Ultimately I would like to reduce runtime.

data {
    int<lower=0> N_uncensored;                                      // number of uncensored data points
    int<lower=0> N_censored;                                        // number of censored data points
    int<lower=1> m;                                                 // number of basis splines
    int<lower=1> NC;                                                // number of covariates
    matrix[N_censored,NC] Q_censored;                               // Q-transf. of design matrix (censored)
    matrix[N_uncensored,NC] Q_uncensored;                           // Q-transf. of design matrix (uncensored)
    matrix[NC, NC] R;
    vector[N_censored] log_times_censored;                          // x=log(t) in the paper (censored)
    vector[N_uncensored] log_times_uncensored;                      // x=log(t) in the paper (uncensored)
    matrix[m,N_censored] basis_evals_censored;                      // ispline basis matrix (censored)
    matrix[m,N_uncensored] basis_evals_uncensored;                  // ispline basis matrix (uncensored)
    matrix[m,N_uncensored] deriv_basis_evals_uncensored;            // derivatives of isplines matrix (uncensored)
}
transformed data {
    matrix[NC,NC] R_inv = inverse(R);
}
parameters {
    row_vector<lower=0>[m] gammas;                                  // regression coefficients for splines
    vector[NC] betas_tr;                                               // regression coefficients for covariates
    real gamma_intercept;                                           // \gamma_0 in the paper
}
transformed parameters {
    vector[NC] betas = R_inv * betas_tr;
}
model {
    vector[N_censored] etas_censored;
    vector[N_uncensored] etas_uncensored;
    gammas ~ normal(0, 1);
    betas ~ normal(0,1);
    gamma_intercept   ~ normal(0,1);
    
    etas_censored = Q_censored*betas_tr + (gammas*basis_evals_censored)' + gamma_intercept;
    etas_uncensored = Q_uncensored*betas_tr + (gammas*basis_evals_uncensored)' + gamma_intercept;
    target += -exp(etas_censored);
    target += etas_uncensored - exp(etas_uncensored) - log_times_uncensored + log(gammas*deriv_basis_evals_uncensored)';
}

QR decomposition with non-negativity constraint
#2

I removed a couple of transpose operations, which where dispensable, see https://github.com/ermeel86/paramaetricsurvivalmodelsinstan/commit/ce95e88f5aa5657d490f82311e46cd0762062090.
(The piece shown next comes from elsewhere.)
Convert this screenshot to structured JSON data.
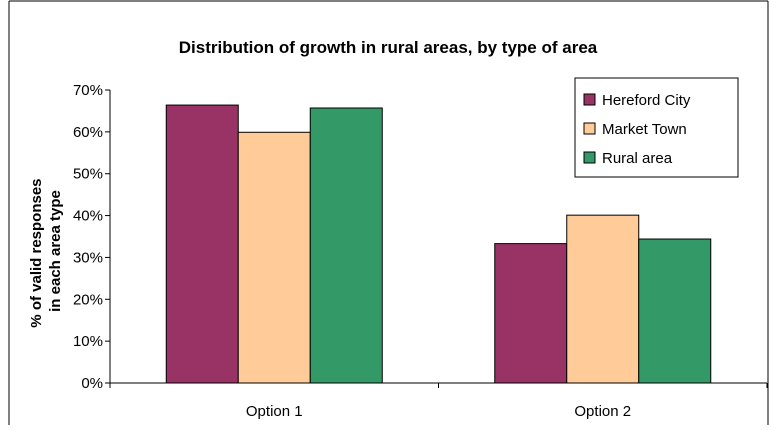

Any optimisation beyond that?


#3

Make sure the columns of X are centered before you do the QR decomposition.


#4

Thanks! What about scaling the columns of X? Not so important as centering?


#5

The scaling of the columns of X is not relevant because the columns of Q are scaled so that each has a sum of squares of 1. That is actually not ideal because betas_tr can get too far from zero. Better to multiply Q by some constant and divide R by that same constant, where the constant could be 1.0 / N or 1 / sqrt(N - 1.0).


#6

Currently I multiply Q by sqrt(N-1) and divide R by sqrt(N-1). I wonder how in this case beta_tr can become too large? Q*beta_tr should be on the scale of the dependent variable, right? Now by multiplying Q with sqrt(N-1), doesn’t this imply that beta_tr could actually become very close to zero rather than large? I would expect the risk of beta_tr to become too large rather be alllicaple in the scenario where you multiply Q by 1/sqrt(N-1) or alike…

Am I missing something?


#7

If you are already scaling Q and applying the reverse scaling to R, then you should be fine. Since originally, Q\prime Q = I, if you construct Q^\ast = Q\sqrt{N - 1}, then the covariance of Q^\ast is the identity matrix. So that is like putting each column of Q^\ast in the units of its standard deviation.


#8

Not an efficiency comment, but a stability one. Remove the inverse from transformed data and replace transformed parameters line with:

vector[NC] betas = R \ betas_tr;

Efficiency wise, it replaces a quadratic operation (matrix-vector multiply) with a cubic one (matrix solving with built-in multiply), but it should be more stable.
If you’re not having arithmtic issues then the way you’re doing it should be fine.